Então, o fato de que hoje os intérpretes unanimemente concordem em rejeitar o rótulo de acosmismo não significa que estejamos dizendo o mesmo, porque alguns recuperam a noção de cosmos e outros a demolem à custa do abandono de conceitos-chave da ontologia, e eu me recuso a fazer isso.

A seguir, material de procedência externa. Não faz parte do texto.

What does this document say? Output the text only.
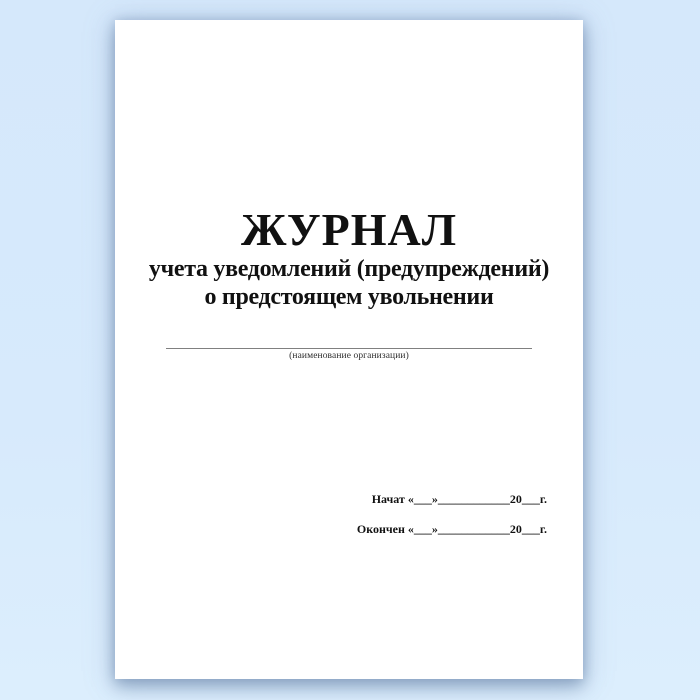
ЖУРНАЛ
учета уведомлений (предупреждений)
о предстоящем увольнении
(наименование организации)
Начат «___»____________20___г.
Окончен «___»____________20___г.
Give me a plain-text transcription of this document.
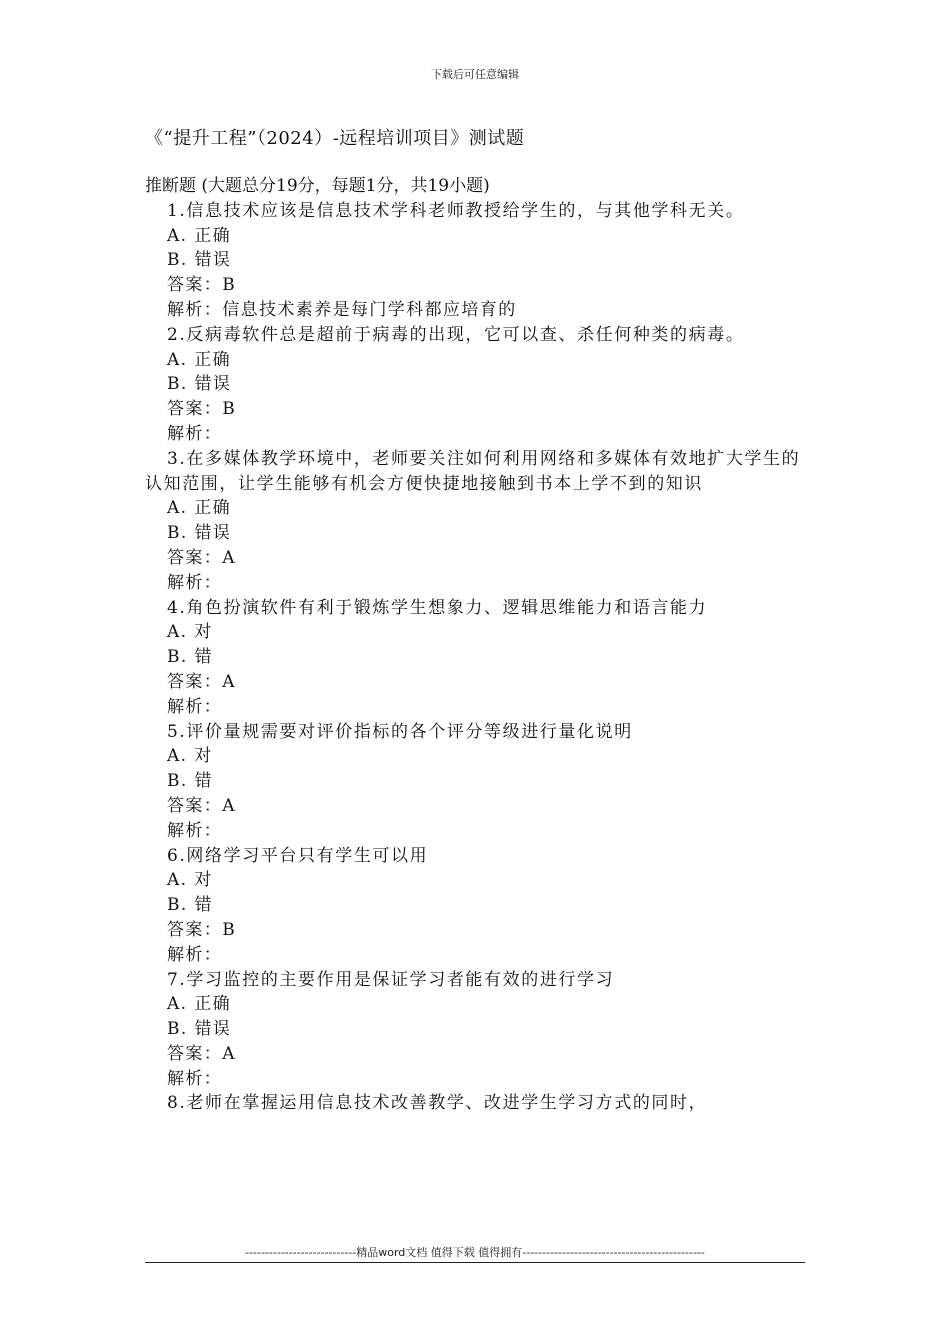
下载后可任意编辑
《“提升工程”（2024）-远程培训项目》测试题
推断题 (大题总分19分，每题1分，共19小题)
1.信息技术应该是信息技术学科老师教授给学生的，与其他学科无关。
A. 正确
B. 错误
答案：B
解析：信息技术素养是每门学科都应培育的
2.反病毒软件总是超前于病毒的出现，它可以查、杀任何种类的病毒。
A. 正确
B. 错误
答案：B
解析：
3.在多媒体教学环境中，老师要关注如何利用网络和多媒体有效地扩大学生的认知范围，让学生能够有机会方便快捷地接触到书本上学不到的知识
A. 正确
B. 错误
答案：A
解析：
4.角色扮演软件有利于锻炼学生想象力、逻辑思维能力和语言能力
A. 对
B. 错
答案：A
解析：
5.评价量规需要对评价指标的各个评分等级进行量化说明
A. 对
B. 错
答案：A
解析：
6.网络学习平台只有学生可以用
A. 对
B. 错
答案：B
解析：
7.学习监控的主要作用是保证学习者能有效的进行学习
A. 正确
B. 错误
答案：A
解析：
8.老师在掌握运用信息技术改善教学、改进学生学习方式的同时，
----------------------------精品word文档 值得下载 值得拥有----------------------------------------------
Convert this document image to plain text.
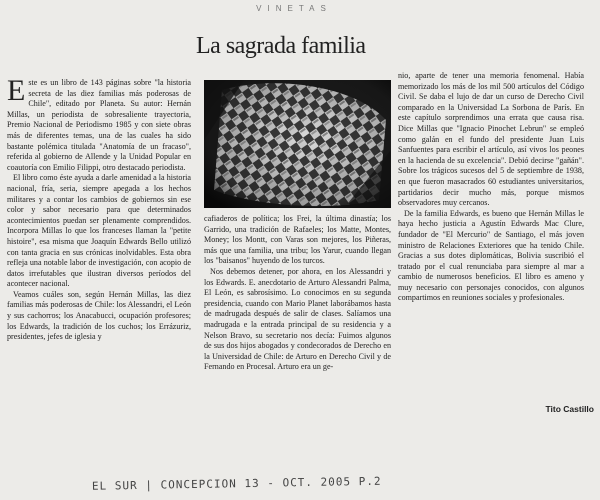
VINETAS
La sagrada familia

Este es un libro de 143 páginas sobre "la historia secreta de las diez familias más poderosas de Chile", editado por Planeta. Su autor: Hernán Millas, un periodista de sobresaliente trayectoria, Premio Nacional de Periodismo 1985 y con siete obras más de diferentes temas, una de las cuales ha sido bastante polémica titulada "Anatomía de un fracaso", referida al gobierno de Allende y la Unidad Popular en coautoría con Emilio Filippi, otro destacado periodista.

El libro como éste ayuda a darle amenidad a la historia nacional, fría, seria, siempre apegada a los hechos militares y a contar los cambios de gobiernos sin ese color y sabor necesario para que determinados acontecimientos puedan ser plenamente comprendidos. Incorpora Millas lo que los franceses llaman la "petite histoire", esa misma que Joaquín Edwards Bello utilizó con tanta gracia en sus crónicas inolvidables. Esta obra refleja una notable labor de investigación, con acopio de datos irrefutables que ilustran diversos períodos del acontecer nacional.

Veamos cuáles son, según Hernán Millas, las diez familias más poderosas de Chile: los Alessandri, el León y sus cachorros; los Anacabucci, ocupación profesores; los Edwards, la tradición de los cuchos; los Errázuriz, presidentes, jefes de iglesia y

cafiaderos de política; los Frei, la última dinastía; los Garrido, una tradición de Rafaeles; los Matte, Montes, Money; los Montt, con Varas son mejores, los Piñeras, más que una familia, una tribu; los Yarur, cuando llegan los "baisanos" huyendo de los turcos.

Nos debemos detener, por ahora, en los Alessandri y los Edwards. E. anecdotario de Arturo Alessandri Palma, El León, es sabrosísimo. Lo conocimos en su segunda presidencia, cuando con Mario Planet laborábamos hasta de madrugada después de salir de clases. Salíamos una madrugada e la entrada principal de su residencia y a Nelson Bravo, su secretario nos decía: Fuimos algunos de sus dos hijos abogados y condecorados de Derecho en la Universidad de Chile: de Arturo en Derecho Civil y de Fernando en Procesal. Arturo era un ge-

nio, aparte de tener una memoria fenomenal. Había memorizado los más de los mil 500 artículos del Código Civil. Se daba el lujo de dar un curso de Derecho Civil comparado en la Universidad La Sorbona de París. En este capítulo sorprendimos una errata que causa risa. Dice Millas que "Ignacio Pinochet Lebrun" se empleó como galán en el fundo del presidente Juan Luis Sanfuentes para escribir el artículo, así vivos los peones en la hacienda de su excelencia". Debió decirse "gañán". Sobre los trágicos sucesos del 5 de septiembre de 1938, en que fueron masacrados 60 estudiantes universitarios, partidarios decir mucho más, porque mismos observadores muy cercanos.

De la familia Edwards, es bueno que Hernán Millas le haya hecho justicia a Agustín Edwards Mac Clure, fundador de "El Mercurio" de Santiago, el más joven ministro de Relaciones Exteriores que ha tenido Chile. Gracias a sus dotes diplomáticas, Bolivia suscribió el tratado por el cual renunciaba para siempre al mar a cambio de numerosos beneficios. El libro es ameno y muy necesario con personajes conocidos, con algunos compartimos en reuniones sociales y profesionales.

Tito Castillo
EL SUR | CONCEPCION 13 - OCT. 2005 P.2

Prado Jr. - Falemos agora do título de seu livro, "As Nervuras do Real". Eu tenho a impressão de que o título quer sublinhar a ênfase no chão ontológico do pensamento. O que pode significar a nervura do real? A metáfora que me parece mais evidente é a nervura de uma folha, a estrutura de uma árvore. A nervura do real parece, portanto, indicar uma espécie de antikantismo, isto é, algo contra a suposição de que exista um sujeito cognitivo ordenador, de um lado, e uma realidade informe, de outro, uma poeira de dados que é estruturada pelo ato de conhecimento. De uma certa maneira, o real se põe a si mesmo, ele se auto-estrutura; ou seja, a nervura do real quer dizer que o próprio real organiza-se, estrutura-se, distribui-se em singularidades regulares. Pergunto-me: não há aí um eco de Merleau-Ponty?
Chaui -
A referência merleau-pontyiana do título é proposital, porque Merleau-Ponty também fala em nervura da folha e porque, no correr do livro, me valho de uma expressão dele, inseparável da idéia de nervura: "O ser de indivisão". A substância espinosana (Deus ou a natureza) é a ação imanente de um ser que se autodetermina e de autodiferencia sem se separar de si mesmo. E, de fato, nervura do real pretende assinalar, desde o começo, que estamos numa filosofia que não trabalha com a cisão sujeito-objeto, não considera, à maneira cartesiana, que a consciência seja um princípio da filosofia, e não admite, à maneira kantiana, que o real seria a multiplicidade bruta a ser organizada e ordenada como fenômeno pelo sujeito do conhecimento. Nervura do real e imanência significam a realidade auto-ordenada e auto-estruturada por um princípio inteligível que é sua própria ação e sua própria existência. Essa inteligibilidade plena do real é afirmada pela primeira definição da "Ética", a da "causa de si".


Bento Prado Jr. é professor da Universidade Federal de São Carlos e autor, entre outros livros, de "Presença e Campo Transcendental: Consciência e Negatividade na Filosofia de Bergson" (Edusp).